The Pens aren’t new to the party. They’ve won four cups in the past quarter century led by legends named Lemeuix, Jagr, Crosby, and Malkin. Meanwhile, as Zach Bingham eloquently stated on yesterday’s show, Nashville is losing its Stanley Cup virginity. They’re the No. 8 seed looking to provide Music City with the first professional championship of its brief sports history.

Photo courtesy of CBS

While it’s blue blood against new blood, this isn’t a David vs. Goliath tale. As great as Crosby and Malkin are, they aren’t a Tom Brady-Randy Moss combo leading an 18-0 Patriots squad against the awe-shucks Eli “Rain” Manning led New York Giants. Pittsburgh hasn’t yet reached a dynastic level of dominance despite being the defending champions, and besides, Nashville already dealt with this decade’s dynasty in Chicago, a stunning sweep in the opening round.

It is true that the Preds offer something new to the Stanley Cup table. The cities’ country flare combined with its college football atmosphere makes Bridgestone Arena as potent a home ice as there is in the NHL. Playing Guess Who with which superstar will beautifully deliver the National Anthem leaves every Tennessean on the edge of their seats.

There’s just one problem: Nationally, nobody is going to give a damn.
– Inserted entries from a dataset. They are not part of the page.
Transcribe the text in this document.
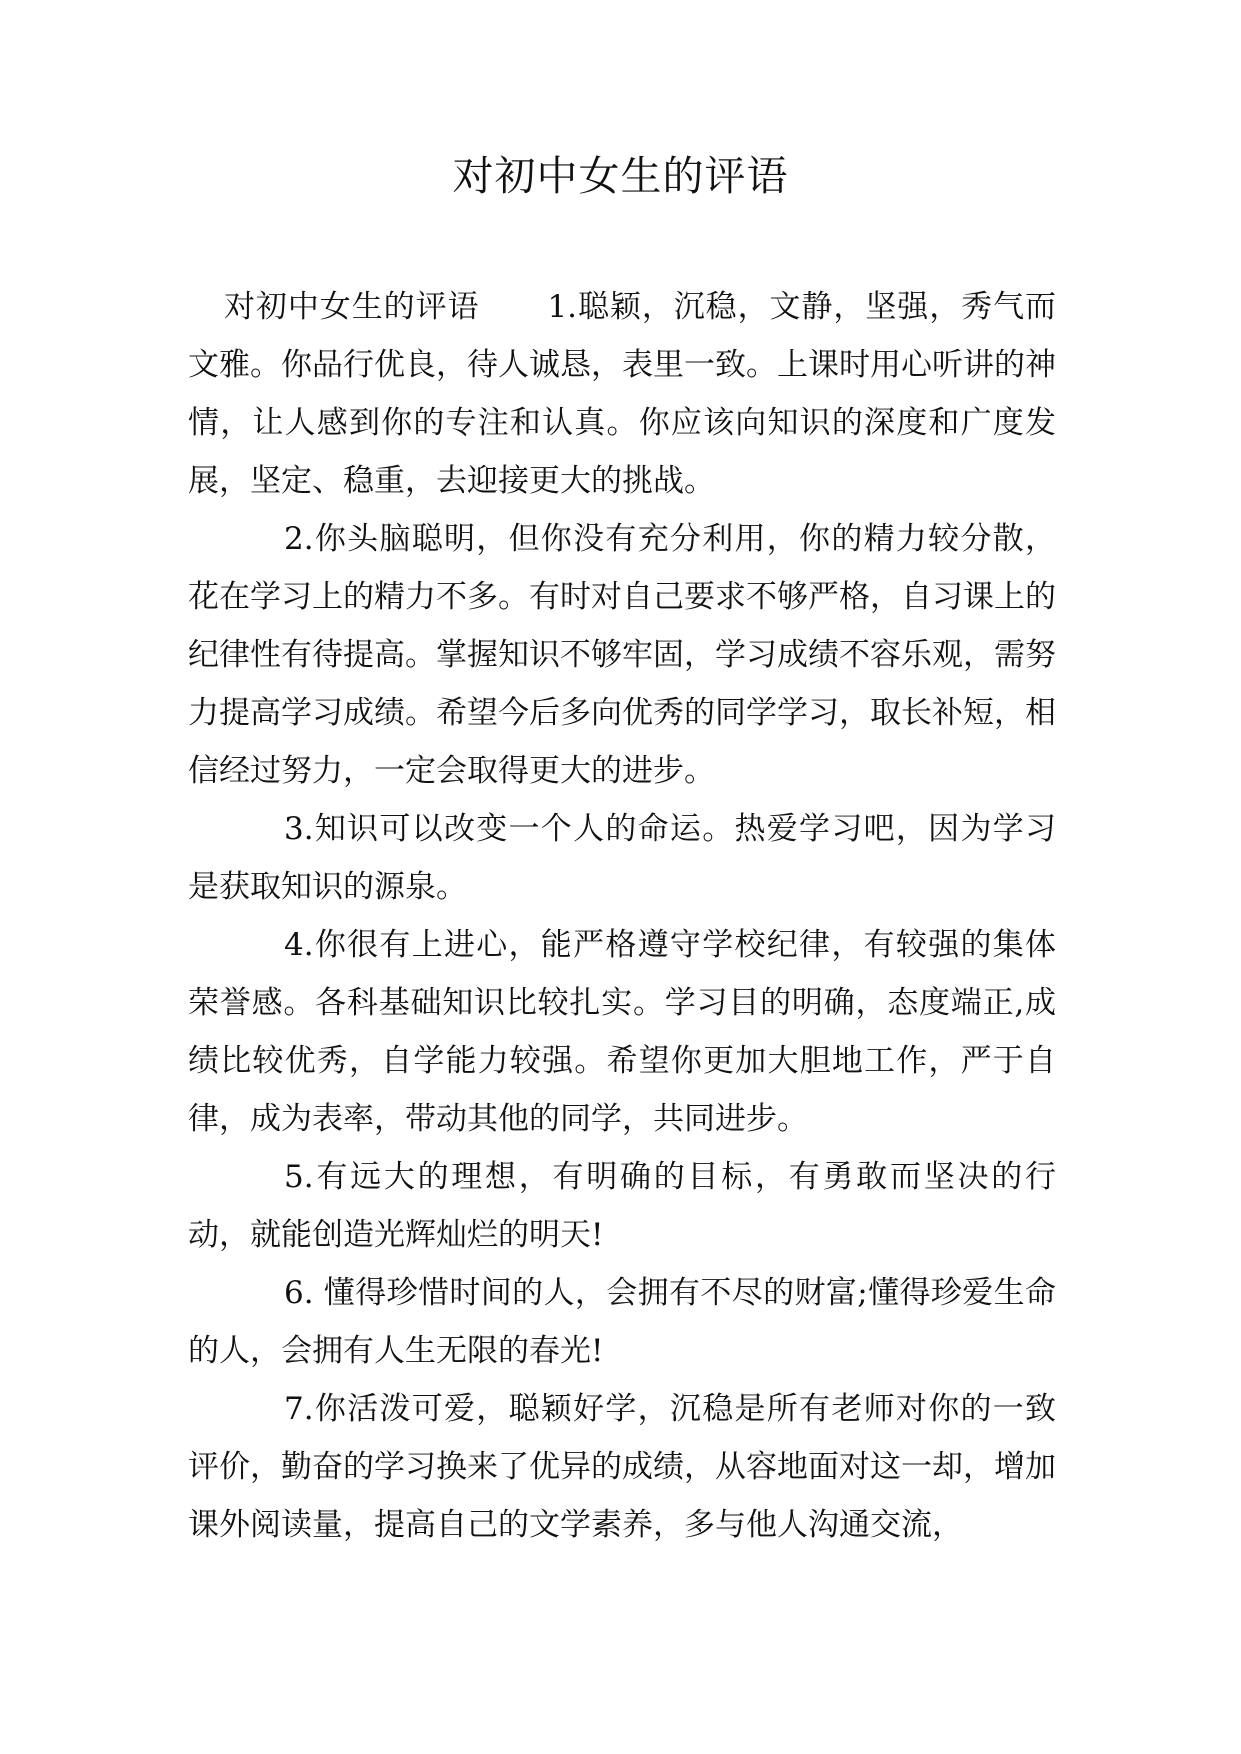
对初中女生的评语

对初中女生的评语 1.聪颖，沉稳，文静，坚强，秀气而文雅。你品行优良，待人诚恳，表里一致。上课时用心听讲的神情，让人感到你的专注和认真。你应该向知识的深度和广度发展，坚定、稳重，去迎接更大的挑战。

2.你头脑聪明，但你没有充分利用，你的精力较分散，花在学习上的精力不多。有时对自己要求不够严格，自习课上的纪律性有待提高。掌握知识不够牢固，学习成绩不容乐观，需努力提高学习成绩。希望今后多向优秀的同学学习，取长补短，相信经过努力，一定会取得更大的进步。

3.知识可以改变一个人的命运。热爱学习吧，因为学习是获取知识的源泉。

4.你很有上进心，能严格遵守学校纪律，有较强的集体荣誉感。各科基础知识比较扎实。学习目的明确，态度端正,成绩比较优秀，自学能力较强。希望你更加大胆地工作，严于自律，成为表率，带动其他的同学，共同进步。

5.有远大的理想，有明确的目标，有勇敢而坚决的行动，就能创造光辉灿烂的明天!

6. 懂得珍惜时间的人，会拥有不尽的财富;懂得珍爱生命的人，会拥有人生无限的春光!

7.你活泼可爱，聪颖好学，沉稳是所有老师对你的一致评价，勤奋的学习换来了优异的成绩，从容地面对这一却，增加课外阅读量，提高自己的文学素养，多与他人沟通交流，
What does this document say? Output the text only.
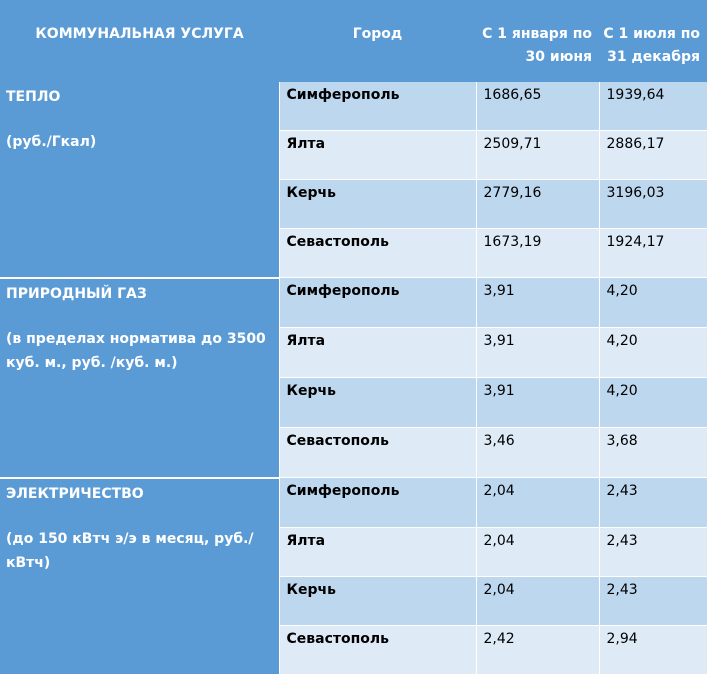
КОММУНАЛЬНАЯ УСЛУГА	Город	С 1 января по 30 июня	С 1 июля по 31 декабря

ТЕПЛО
(руб./Гкал)	Симферополь	1686,65	1939,64
	Ялта	2509,71	2886,17
	Керчь	2779,16	3196,03
	Севастополь	1673,19	1924,17

ПРИРОДНЫЙ ГАЗ
(в пределах норматива до 3500 куб. м., руб. /куб. м.)	Симферополь	3,91	4,20
	Ялта	3,91	4,20
	Керчь	3,91	4,20
	Севастополь	3,46	3,68

ЭЛЕКТРИЧЕСТВО
(до 150 кВтч э/э в месяц, руб./кВтч)	Симферополь	2,04	2,43
	Ялта	2,04	2,43
	Керчь	2,04	2,43
	Севастополь	2,42	2,94
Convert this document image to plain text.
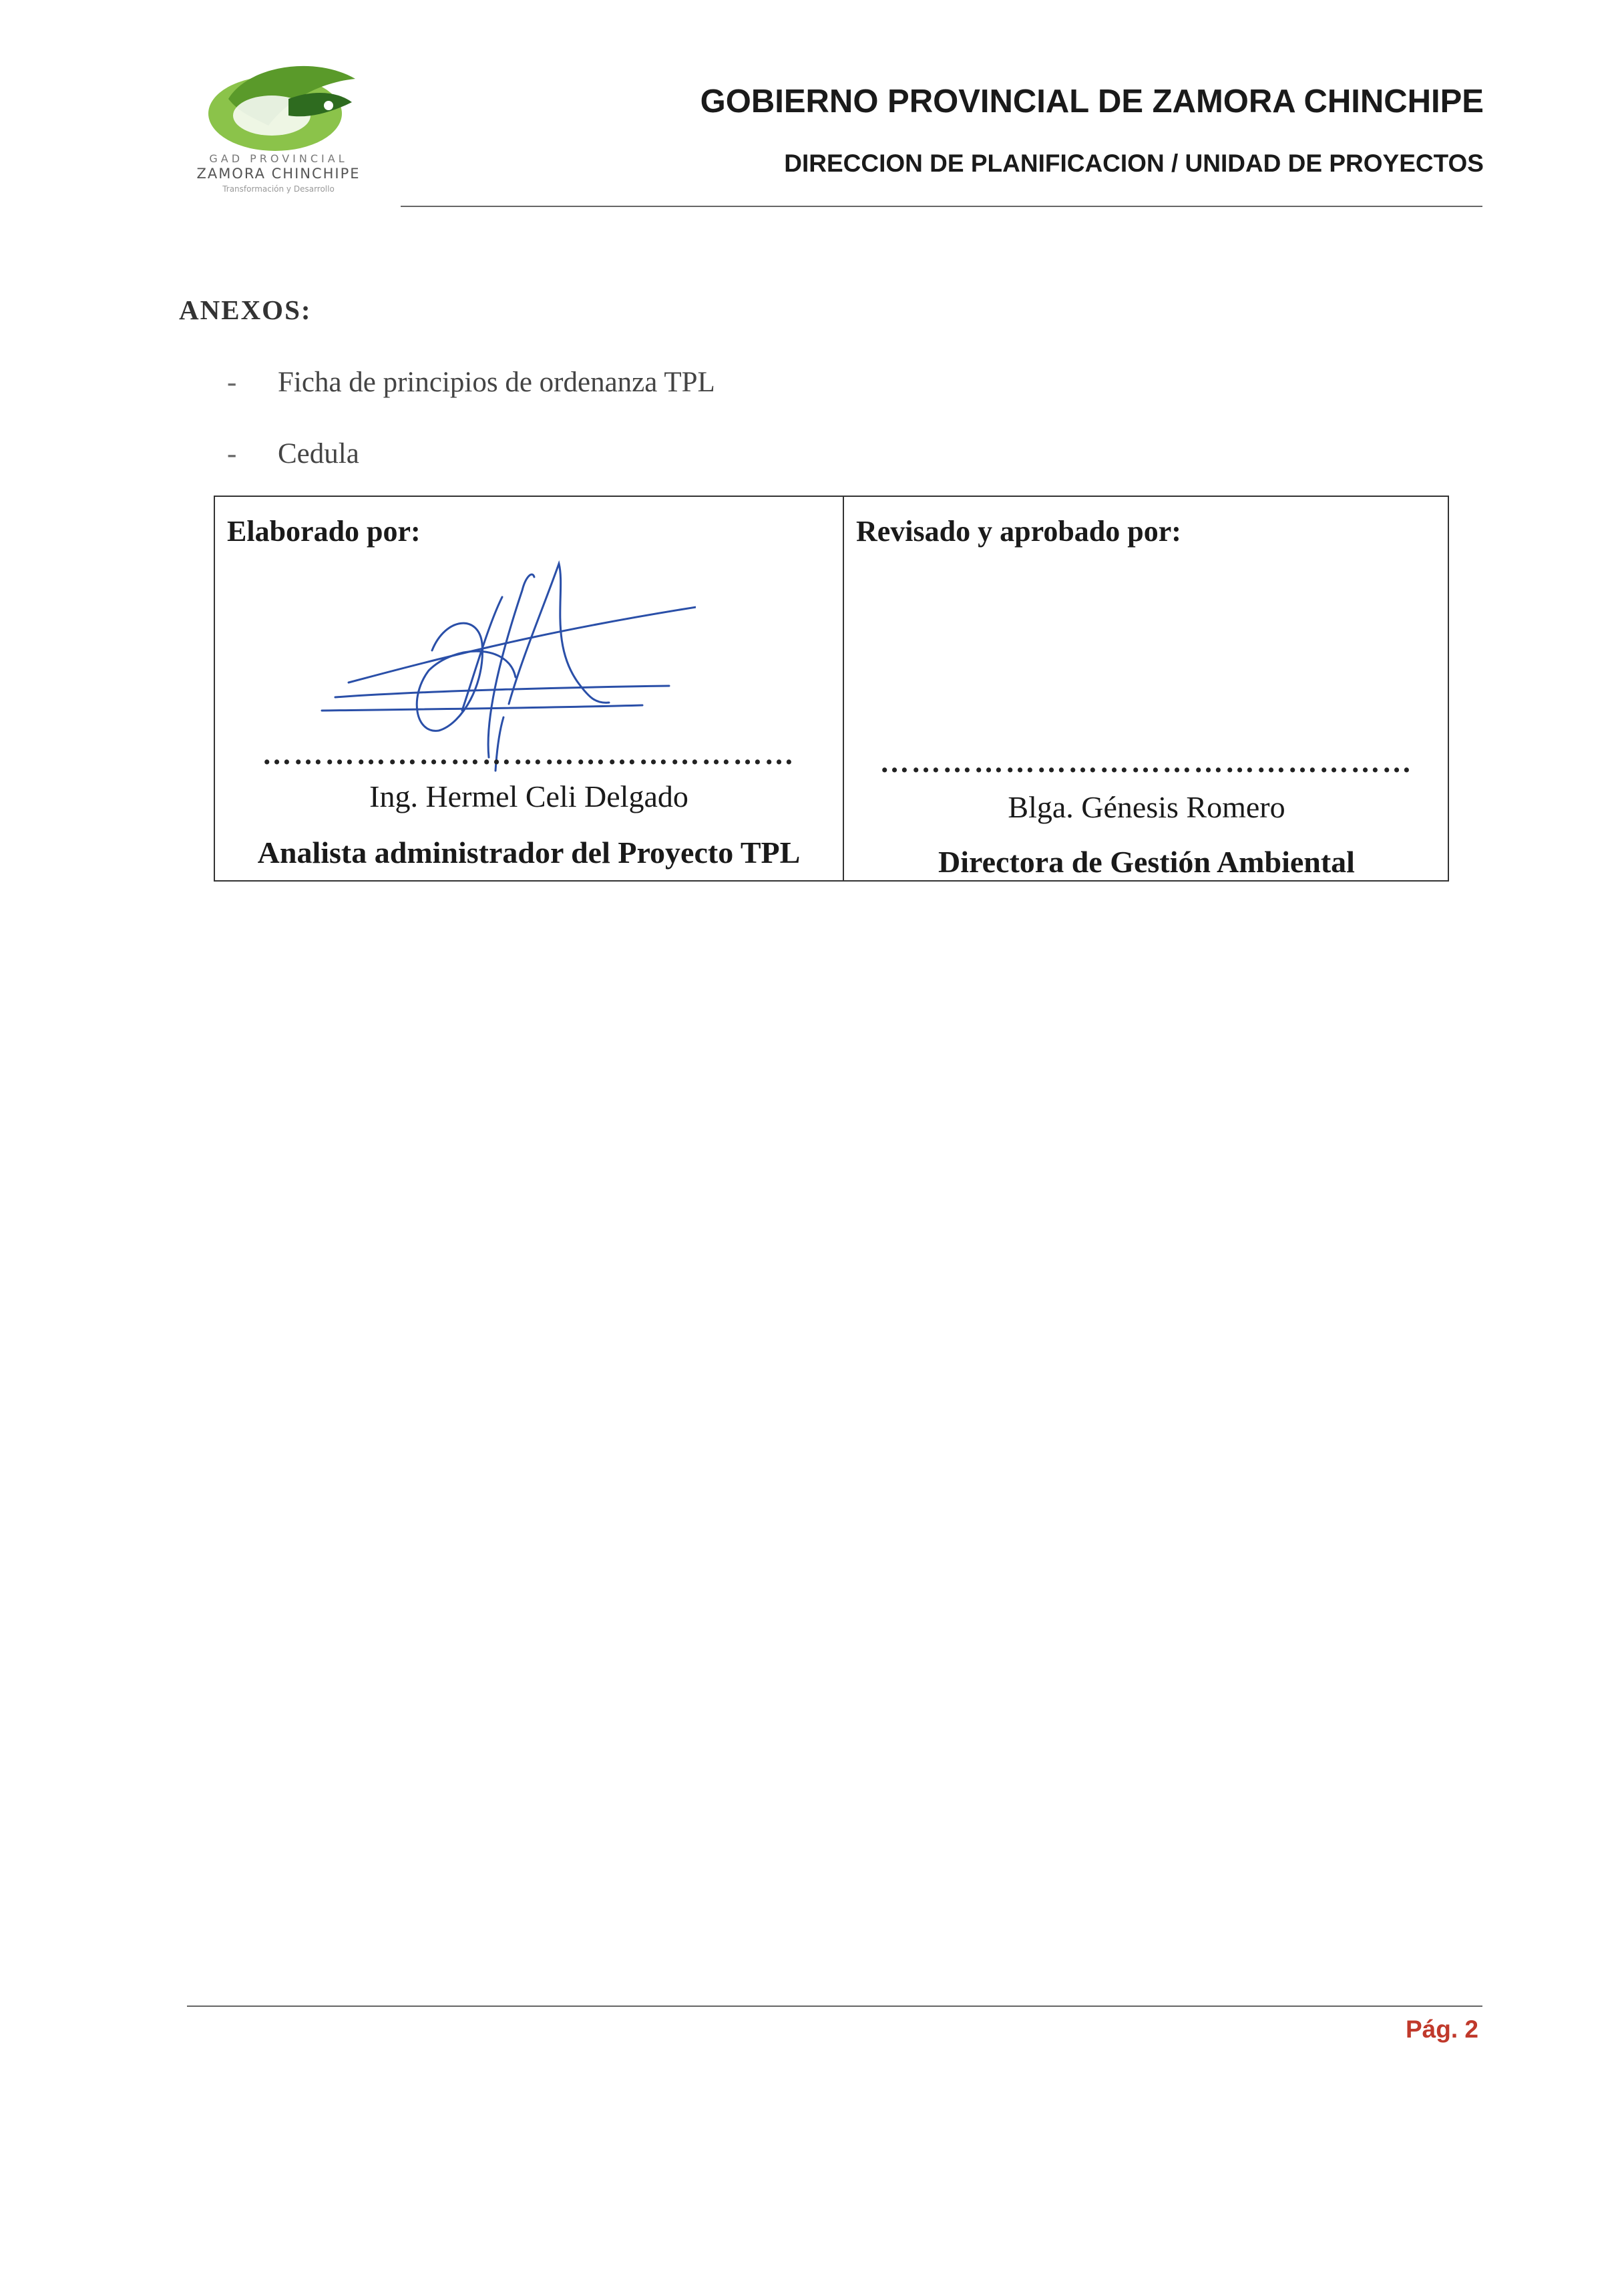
GAD PROVINCIAL
ZAMORA CHINCHIPE
Transformación y Desarrollo
GOBIERNO PROVINCIAL DE ZAMORA CHINCHIPE
DIRECCION DE PLANIFICACION / UNIDAD DE PROYECTOS
ANEXOS:
- Ficha de principios de ordenanza TPL
- Cedula
Elaborado por:
……………………………………………
Ing. Hermel Celi Delgado
Analista administrador del Proyecto TPL
Revisado y aprobado por:
……………………………………………
Blga. Génesis Romero
Directora de Gestión Ambiental
Pág. 2
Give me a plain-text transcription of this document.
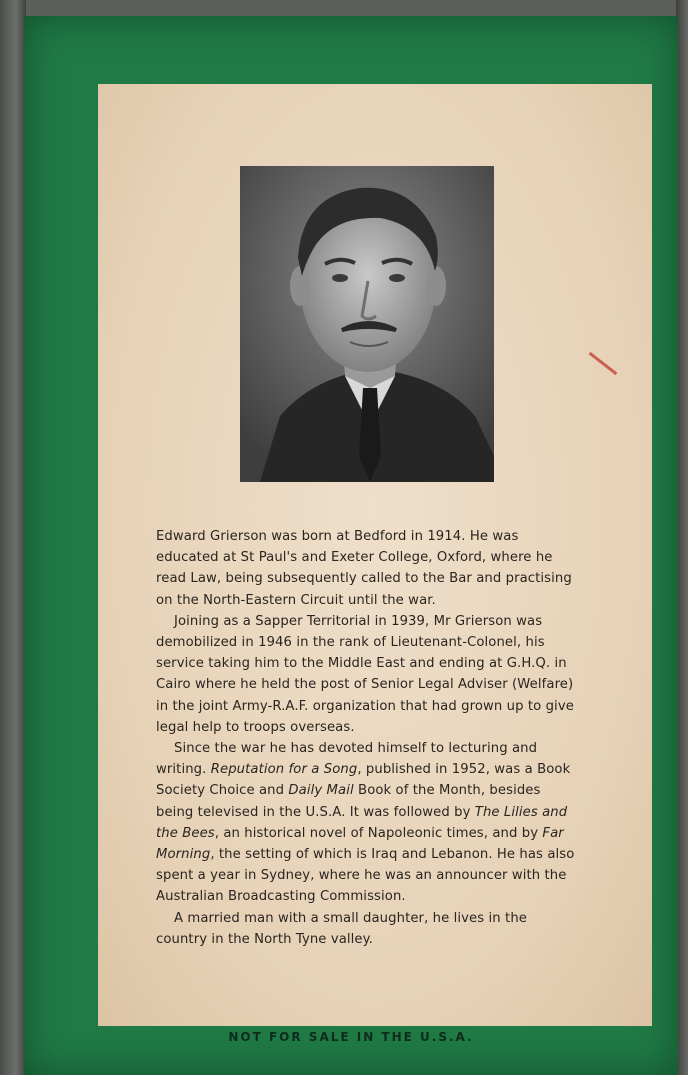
Edward Grierson was born at Bedford in 1914. He was educated at St Paul's and Exeter College, Oxford, where he read Law, being subsequently called to the Bar and practising on the North-Eastern Circuit until the war.

Joining as a Sapper Territorial in 1939, Mr Grierson was demobilized in 1946 in the rank of Lieutenant-Colonel, his service taking him to the Middle East and ending at G.H.Q. in Cairo where he held the post of Senior Legal Adviser (Welfare) in the joint Army-R.A.F. organization that had grown up to give legal help to troops overseas.

Since the war he has devoted himself to lecturing and writing. Reputation for a Song, published in 1952, was a Book Society Choice and Daily Mail Book of the Month, besides being televised in the U.S.A. It was followed by The Lilies and the Bees, an historical novel of Napoleonic times, and by Far Morning, the setting of which is Iraq and Lebanon. He has also spent a year in Sydney, where he was an announcer with the Australian Broadcasting Commission.

A married man with a small daughter, he lives in the country in the North Tyne valley.

NOT FOR SALE IN THE U.S.A.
Nashvillians, remove yourself from the situation for a moment. Take off those yellow-tinted glasses. Pause on that Fangerang rendition, which was brutal, and hold off before you start dubbing Nashville a hockey town.

While the Preds may have injected Tennessee with hockey euphoria (which I argue is a temporary phenomenon that will fade once football begins and the Preds fail to repeat this run), there’s too much working against the franchise to draw in millions of casual viewers not in the state of Tennessee. Hell, the Los Angeles Kings won the whole damn thing in 2012 as a No. 8 seed and still couldn’t put a dent in ratings.

What it comes down to is that hockey, even on the game’s biggest stage, doesn’t capture the imagination of the average sports consumer. There isn’t the same level of manufactured drama that other leagues run with so masterfully. The NFL had Brady and Belichick looking to grab an immortal fifth ring against an Atlanta team that had the hip-hop culture behind it in Super Bowl 51. Meanwhile, the Cleveland Cavaliers (led by the polarizing LeBron James) and Golden State Warriors (led by Steph, KD, Draymond & Klay) are meeting in the NBA Finals for the third straight season. The Cubs needed to end a 108-year title drought for people to give a rip about the World Series.

The NHL simply doesn’t have a captivating storyline or player for the entire country to get behind. Sure, it’s cool for Nashville, but Becky in Montana doesn’t turn on the Stanley Cup Final because of the cities involved. She also isn’t invested in who sings the National Anthem because she’s probably on Twitter protesting it.

So Nashville fans, just enjoy this while you have it. There may not be a Preds run like this for a long time, and even if there isn’t, the team’s success has certainly made hockey matter in Tennessee, even if for a moment.